Была комната, разумеется, разорена.
То сям то там торчала брошенная одежда, под ноги попадались кинутые под кровать носки, окурки, не угодившие впотьмах в жестяную банку с обрезанными краями, пустые пачки из-под сигарет и пачки из-под папирос; валялась трепаная, по листку распадающаяся какая-то книженция без титула и обложки; под брезентовым стулом, с лежащими на нем фонариком, транзистором в кожаном футляре и отощавшей до картонки трубочкой туалетной бумаги, кривилась неустойчиво сложенная вперепут стопа читаных газет и давнишних, свезенных кучей в пустыню журналов. Над одной раскладушкой на вбитом в кофейную стену гвозде висело чистенькое полотенце, но рядом такое же валялось мятым комом. Из четырех одна постель была заправлена, другие же вывернуты, будто лежавшие в них по ложной тревоге спасались от пожара. Из складчатых чрев то лез кремовый край простыни, то высовывался от спального мешка вкладыш такого оловянного цвета, будто над ним долго отачивали простые карандаши. Не убранные ничем и никуда чемоданы, затолканные по углам рюкзаки придавали помещению, при общем просторе и избытке площади, черты вокзального, чем, однако, напоминая об извиняющей обитателей бивачности их здешнего бытия.

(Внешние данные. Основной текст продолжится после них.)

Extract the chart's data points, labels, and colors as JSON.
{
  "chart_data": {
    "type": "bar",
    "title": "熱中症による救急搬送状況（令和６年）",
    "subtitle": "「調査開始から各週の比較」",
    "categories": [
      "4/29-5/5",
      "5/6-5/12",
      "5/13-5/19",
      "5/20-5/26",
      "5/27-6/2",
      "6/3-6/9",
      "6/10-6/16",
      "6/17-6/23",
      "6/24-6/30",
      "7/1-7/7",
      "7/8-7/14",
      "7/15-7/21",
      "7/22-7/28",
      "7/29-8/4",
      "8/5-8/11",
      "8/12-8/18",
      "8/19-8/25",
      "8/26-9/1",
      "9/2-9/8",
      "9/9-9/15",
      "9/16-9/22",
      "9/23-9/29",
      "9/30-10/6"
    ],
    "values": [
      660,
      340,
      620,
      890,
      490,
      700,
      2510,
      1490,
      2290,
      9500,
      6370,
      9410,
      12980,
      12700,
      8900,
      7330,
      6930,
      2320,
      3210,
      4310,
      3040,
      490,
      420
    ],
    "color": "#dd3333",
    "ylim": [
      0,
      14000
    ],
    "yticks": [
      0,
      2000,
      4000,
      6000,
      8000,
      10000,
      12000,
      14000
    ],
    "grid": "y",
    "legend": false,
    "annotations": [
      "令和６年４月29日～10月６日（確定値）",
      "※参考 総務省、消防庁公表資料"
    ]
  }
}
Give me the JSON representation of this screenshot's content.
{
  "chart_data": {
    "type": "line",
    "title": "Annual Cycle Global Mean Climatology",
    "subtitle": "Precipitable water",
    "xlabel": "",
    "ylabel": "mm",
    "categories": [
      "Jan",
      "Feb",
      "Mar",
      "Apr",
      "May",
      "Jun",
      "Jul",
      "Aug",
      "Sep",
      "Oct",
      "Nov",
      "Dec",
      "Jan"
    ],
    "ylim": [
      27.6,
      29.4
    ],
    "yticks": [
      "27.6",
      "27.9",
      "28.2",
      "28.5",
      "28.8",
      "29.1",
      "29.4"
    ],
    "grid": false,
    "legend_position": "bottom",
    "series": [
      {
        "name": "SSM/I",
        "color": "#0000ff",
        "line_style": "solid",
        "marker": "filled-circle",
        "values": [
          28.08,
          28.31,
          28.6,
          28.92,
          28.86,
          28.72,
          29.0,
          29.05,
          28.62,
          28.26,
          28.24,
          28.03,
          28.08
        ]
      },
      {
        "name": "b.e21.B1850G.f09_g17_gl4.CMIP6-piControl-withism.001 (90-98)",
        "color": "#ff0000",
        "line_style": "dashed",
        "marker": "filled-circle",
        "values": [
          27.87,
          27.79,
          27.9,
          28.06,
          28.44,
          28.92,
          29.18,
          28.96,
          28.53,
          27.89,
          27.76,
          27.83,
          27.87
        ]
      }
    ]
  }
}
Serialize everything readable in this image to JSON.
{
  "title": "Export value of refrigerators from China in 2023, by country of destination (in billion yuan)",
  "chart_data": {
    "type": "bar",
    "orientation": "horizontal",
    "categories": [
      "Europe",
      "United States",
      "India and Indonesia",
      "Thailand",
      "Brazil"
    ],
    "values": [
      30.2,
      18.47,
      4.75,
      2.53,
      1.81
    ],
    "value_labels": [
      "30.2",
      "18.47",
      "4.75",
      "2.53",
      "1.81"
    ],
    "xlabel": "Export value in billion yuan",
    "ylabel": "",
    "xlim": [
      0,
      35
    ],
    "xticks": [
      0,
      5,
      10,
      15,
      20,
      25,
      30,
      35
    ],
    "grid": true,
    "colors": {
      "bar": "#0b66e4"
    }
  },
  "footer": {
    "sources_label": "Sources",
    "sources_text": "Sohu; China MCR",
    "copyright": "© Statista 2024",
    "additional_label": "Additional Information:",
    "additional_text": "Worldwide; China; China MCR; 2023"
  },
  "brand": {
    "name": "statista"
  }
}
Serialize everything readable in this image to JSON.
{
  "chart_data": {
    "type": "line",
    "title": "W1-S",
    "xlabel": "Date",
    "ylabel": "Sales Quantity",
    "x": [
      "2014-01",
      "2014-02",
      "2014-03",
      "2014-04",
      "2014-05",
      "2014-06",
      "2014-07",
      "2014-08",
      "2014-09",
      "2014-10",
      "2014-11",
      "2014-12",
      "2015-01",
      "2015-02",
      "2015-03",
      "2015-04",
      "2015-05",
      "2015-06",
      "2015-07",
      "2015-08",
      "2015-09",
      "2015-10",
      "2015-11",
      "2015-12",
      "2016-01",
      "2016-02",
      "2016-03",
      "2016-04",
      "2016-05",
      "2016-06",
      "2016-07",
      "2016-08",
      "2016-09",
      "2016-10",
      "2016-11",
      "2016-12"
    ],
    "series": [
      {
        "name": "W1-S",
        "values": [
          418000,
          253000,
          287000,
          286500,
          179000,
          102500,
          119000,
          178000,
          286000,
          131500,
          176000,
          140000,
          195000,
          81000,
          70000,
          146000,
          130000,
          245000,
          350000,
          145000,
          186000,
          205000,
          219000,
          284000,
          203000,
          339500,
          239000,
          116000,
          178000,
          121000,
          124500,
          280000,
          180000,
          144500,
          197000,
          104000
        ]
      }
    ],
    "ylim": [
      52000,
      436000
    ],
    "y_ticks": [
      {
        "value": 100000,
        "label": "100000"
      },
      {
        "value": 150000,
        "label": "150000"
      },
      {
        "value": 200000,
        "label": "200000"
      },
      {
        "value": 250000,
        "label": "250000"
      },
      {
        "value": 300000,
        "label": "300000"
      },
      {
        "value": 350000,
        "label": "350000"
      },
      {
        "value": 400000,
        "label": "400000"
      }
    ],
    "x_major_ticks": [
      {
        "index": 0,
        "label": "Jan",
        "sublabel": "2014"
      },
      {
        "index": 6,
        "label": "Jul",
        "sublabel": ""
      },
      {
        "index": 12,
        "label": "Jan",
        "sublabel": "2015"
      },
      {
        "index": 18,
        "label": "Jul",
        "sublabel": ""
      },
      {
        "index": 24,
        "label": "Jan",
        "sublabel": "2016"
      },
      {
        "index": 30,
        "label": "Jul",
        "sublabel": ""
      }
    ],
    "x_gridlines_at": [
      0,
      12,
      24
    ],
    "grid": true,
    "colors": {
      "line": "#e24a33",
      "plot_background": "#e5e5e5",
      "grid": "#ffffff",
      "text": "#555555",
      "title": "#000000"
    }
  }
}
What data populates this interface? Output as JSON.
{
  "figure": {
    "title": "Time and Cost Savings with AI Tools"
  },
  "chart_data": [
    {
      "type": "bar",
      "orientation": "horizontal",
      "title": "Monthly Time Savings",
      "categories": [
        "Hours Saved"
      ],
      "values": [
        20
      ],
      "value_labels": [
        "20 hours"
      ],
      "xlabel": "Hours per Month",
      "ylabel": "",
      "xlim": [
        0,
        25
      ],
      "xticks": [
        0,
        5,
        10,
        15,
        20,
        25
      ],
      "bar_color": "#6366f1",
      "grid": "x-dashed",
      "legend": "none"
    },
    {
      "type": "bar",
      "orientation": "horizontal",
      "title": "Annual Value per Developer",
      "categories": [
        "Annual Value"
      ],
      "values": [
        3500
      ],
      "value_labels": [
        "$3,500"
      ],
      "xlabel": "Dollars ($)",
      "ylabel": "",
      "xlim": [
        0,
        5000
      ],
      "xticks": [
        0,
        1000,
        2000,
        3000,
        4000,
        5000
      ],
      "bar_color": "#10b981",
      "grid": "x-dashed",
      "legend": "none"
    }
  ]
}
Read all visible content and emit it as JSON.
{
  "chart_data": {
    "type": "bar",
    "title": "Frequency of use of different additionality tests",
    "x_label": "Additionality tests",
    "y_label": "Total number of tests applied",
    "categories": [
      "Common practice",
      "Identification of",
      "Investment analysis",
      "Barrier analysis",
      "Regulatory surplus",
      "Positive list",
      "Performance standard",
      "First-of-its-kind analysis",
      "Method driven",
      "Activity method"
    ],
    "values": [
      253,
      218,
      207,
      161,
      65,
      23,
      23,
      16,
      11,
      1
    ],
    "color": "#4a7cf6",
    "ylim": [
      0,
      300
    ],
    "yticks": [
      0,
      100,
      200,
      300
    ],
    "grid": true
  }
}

Воздух, разумеется, стоял спертый.
Но проветривать в комнате было трудно — окошки под потолком воздуха не давали, а две двери использовать для вентиляции не годилось. Одна отворялась в столовую, другая — на задний двор, но открывать заднюю было неполезно, так как вела она в бывший загон, забросанный многолетне пометом и наполнявшийся подальше от полудня тучами мух и мушек, висевших над ним, словно затолканных в невидимый садок. Так что дверь эту, напротив, законопатили накрепко, однако мухи густо сочились сквозь несуществующие щели.
Вторая комната, посветлей и поменьше, аж с парой окошек, принадлежала Воскресенской и, разумеется, мало напоминала мужскую. Дверь из нее, как и дверь мужчин, вела в столовую, но тем сходство кончалось.
Хоть детали интерьера и были в основном те же, но употреблялись иначе. Кусок брезента, к примеру, вполне демократичный, если сравнивать с мужским, не валялся на полу, а развешан был по двум стенам. К нему удобно было приколоть и карты, и картинки, ухваченные от тех же, бесполезных на мужской половине «Огоньков». На полу же расположены были тоже не персидские ковры, а цветные перкалевые палатки, не понадобившиеся в этот раз. Раскладушка стояла в уголке прибранная, рядом — пустой вьючник вместо тумбочки, на нем книжка, завернутая и заложенная веселенькой открыточкой. И еще множество уютных вещиц присутствовало повсюду: керамическая кружка с наточенными разноцветными карандашами, коробка с нитками, да плечики с платьицами на стене, да цветастая сумочка, да домашние тапочки у изножья постели, да с раскрытым ртом ножницы на гвозде. И вместе всё, по отдельности простое и привычное, складывало тепленькое мягкое гнездышко, пахнувшее из глубины сладко и манящее вглубь, обманывающее, что, не видное глазу, там и еще что-то есть… В него-то на свой страх и риск втащил парень утром раскладушку для вновь прибывшей.
Раскладушка долго молчала.
Парень, издергавшись вконец между булькавшими на плите кастрюлями, мытьем посуды и заметанием следов, позабыл было о тете Маше, как раскладушка неожиданно и громко крякнула. Парень прислушался. Повариха поперхала спросонья, явственно простонала, и в тон пружины что-то заупокойно проныли. Потом раздалось кряхтенье, тетя Маша высморкалась, проелозили по полу тапки, дверь в столовую приоткрылась.
Парень выглянул из кухни.
Предстала перед ним несомненно та же тетя Маша — постанывающая и заспанная, с той же опухолью на месте лица, в том же платье с бордовыми мятыми цветами. Но выражение всей ее скомканной коротконогой фигуры было столь отчетливо новым — виноватым, приниженным, — что парень застыл как стоял, тут же и убоявшись загадочного контраста.
Пряча глаза, неловко и боком, опустилась тетя Маша на складной табурет, поводила головой, просипела с посвистом:
— Уж извините меня. Это соседка все, ведьмюка.
Парень лупился на нее. Краем красного глаза тетя Маша нашла его в проеме и, убедившись, что ее слушают, справившись с накипью в горле, продолжила в пустоту: — Ты, говорит, Марья, куда едешь? В пустыню, говорю, к геологам.